Thanks for the info! With this not being a supercharged model, does that mount still have to be removed? I looked around here before posting and found conflicting reports of whether it need to be removed or not on the NA version.
I just replaced the WP on my 92 Bonneville non-SC (3800 Series I). There are two potential issues with the front motor mount (at least on this configuration).
First, two of the WP bolts are located through access holes on the motor mount plate. If the access holes are perfectly aligned with the bolt head, then they shouldn't be difficult to access with a socket. Mine were slightly misaligned and no socket would fit. Motor mount had to come off to get them. Besides that, there isn't much room to back those bolts all the way out with the motor mount in place.

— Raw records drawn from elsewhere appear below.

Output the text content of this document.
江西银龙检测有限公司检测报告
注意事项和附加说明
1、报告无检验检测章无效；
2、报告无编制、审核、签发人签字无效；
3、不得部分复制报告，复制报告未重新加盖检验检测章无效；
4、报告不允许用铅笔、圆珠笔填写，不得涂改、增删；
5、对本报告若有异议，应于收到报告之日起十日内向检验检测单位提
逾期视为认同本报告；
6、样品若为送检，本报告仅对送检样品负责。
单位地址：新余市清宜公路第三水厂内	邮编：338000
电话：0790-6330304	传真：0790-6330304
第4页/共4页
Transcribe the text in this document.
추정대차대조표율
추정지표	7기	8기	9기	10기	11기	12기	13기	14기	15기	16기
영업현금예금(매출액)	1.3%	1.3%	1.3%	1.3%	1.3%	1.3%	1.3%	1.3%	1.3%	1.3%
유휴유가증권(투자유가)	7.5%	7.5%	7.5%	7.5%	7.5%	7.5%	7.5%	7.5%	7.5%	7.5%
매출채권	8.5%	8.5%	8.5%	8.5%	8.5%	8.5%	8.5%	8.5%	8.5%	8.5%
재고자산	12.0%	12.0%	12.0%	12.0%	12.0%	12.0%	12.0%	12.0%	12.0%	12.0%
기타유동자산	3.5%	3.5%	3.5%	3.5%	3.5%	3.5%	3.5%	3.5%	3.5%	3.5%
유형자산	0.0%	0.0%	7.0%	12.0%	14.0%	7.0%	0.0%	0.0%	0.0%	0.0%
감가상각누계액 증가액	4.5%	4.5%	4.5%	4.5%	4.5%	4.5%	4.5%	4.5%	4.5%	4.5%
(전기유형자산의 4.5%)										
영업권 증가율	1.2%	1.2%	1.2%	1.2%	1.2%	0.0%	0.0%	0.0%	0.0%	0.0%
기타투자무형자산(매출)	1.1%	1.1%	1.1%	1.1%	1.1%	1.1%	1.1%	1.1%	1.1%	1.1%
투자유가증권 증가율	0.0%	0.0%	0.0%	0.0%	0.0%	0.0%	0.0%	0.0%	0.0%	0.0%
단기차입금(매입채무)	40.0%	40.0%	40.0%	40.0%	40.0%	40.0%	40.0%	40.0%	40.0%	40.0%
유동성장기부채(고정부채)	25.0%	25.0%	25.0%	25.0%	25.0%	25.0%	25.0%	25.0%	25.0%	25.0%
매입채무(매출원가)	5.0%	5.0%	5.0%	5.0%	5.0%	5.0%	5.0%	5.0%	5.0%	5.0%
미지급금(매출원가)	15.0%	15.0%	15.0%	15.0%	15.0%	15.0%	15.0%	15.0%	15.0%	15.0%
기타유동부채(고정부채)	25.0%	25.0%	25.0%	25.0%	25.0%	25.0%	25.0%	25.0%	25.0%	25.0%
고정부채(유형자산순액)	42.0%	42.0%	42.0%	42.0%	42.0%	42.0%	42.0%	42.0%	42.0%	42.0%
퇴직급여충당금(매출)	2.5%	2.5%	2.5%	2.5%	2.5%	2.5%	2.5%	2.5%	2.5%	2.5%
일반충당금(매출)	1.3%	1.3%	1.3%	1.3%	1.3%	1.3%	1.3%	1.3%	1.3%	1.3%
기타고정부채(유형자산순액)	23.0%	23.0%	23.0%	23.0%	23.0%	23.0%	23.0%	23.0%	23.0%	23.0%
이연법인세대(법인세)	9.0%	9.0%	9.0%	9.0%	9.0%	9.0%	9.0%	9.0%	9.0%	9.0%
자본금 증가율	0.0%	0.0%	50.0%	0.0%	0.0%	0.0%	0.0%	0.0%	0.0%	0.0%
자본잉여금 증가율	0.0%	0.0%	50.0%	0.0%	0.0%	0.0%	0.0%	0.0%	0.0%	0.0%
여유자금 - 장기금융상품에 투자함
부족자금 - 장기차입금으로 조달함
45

Second, the WP pulley is re-used on the new WP shaft. I had the four pulley bolts removed, but couldn't get the pulley free from around the shaft due to the edge of the motor mount being in the way. This might not have been a problem had I been able to get at those two WP bolts, separate the WP from the block and slide it back a centimeter or two away from the motor mount. I'm not sure, because I couldn't get all the WP bolts off without removing the motor mount, anyway.
When I say 'removing' the motor mount, what I really mean is removing the four bolts on the frame side, the two bolts and one stud on the engine side, then jiggling the entire mount out of the way with the engine supported via a jack on the oil pan (with a board between the oil pan and jack to protect the pan). I couldn't actually get the motor mount out of the engine bay because those damned rigid A/C hoses were in the way. At the factory, the engine goes in, then the AC hoses are installed directly over the frame-side mount. Enough room to wiggle the mount over to one side or another but not much else without disconnecting the A/C hoses.
I purchased a new
WP at Kragen Auto for $36.99 (plus tax), made in Japan by GMB. Also installed a 180' stat and replaced the cooling hoses.
The bypass hose fitting that screws into the manifold was of a carbon/plastic fiber type material and blew apart
while I was driving, which is what prompted all of this. The fitting blew in half at the manifold edge, leaving the threaded half inside and removed with an EZ OUT thingy. A replacement fitting was $17 from the dealer, of SOLID METAL construction this time. The dealer reported they were selling 20 of those fittings every month for a while, but demand had slowed. Apparently, I wasn't the only one with that problem.
Forget about finding the coolant drain plug for the engine block on the rear side of the vehicle. I couldn't find it because it was totally obstructed. The front drain plug can be found a few inches from the starter by crawling under the front of the car and is fairly accessible.
I've done a few water pumps before, but every different vehicle is a new adventure.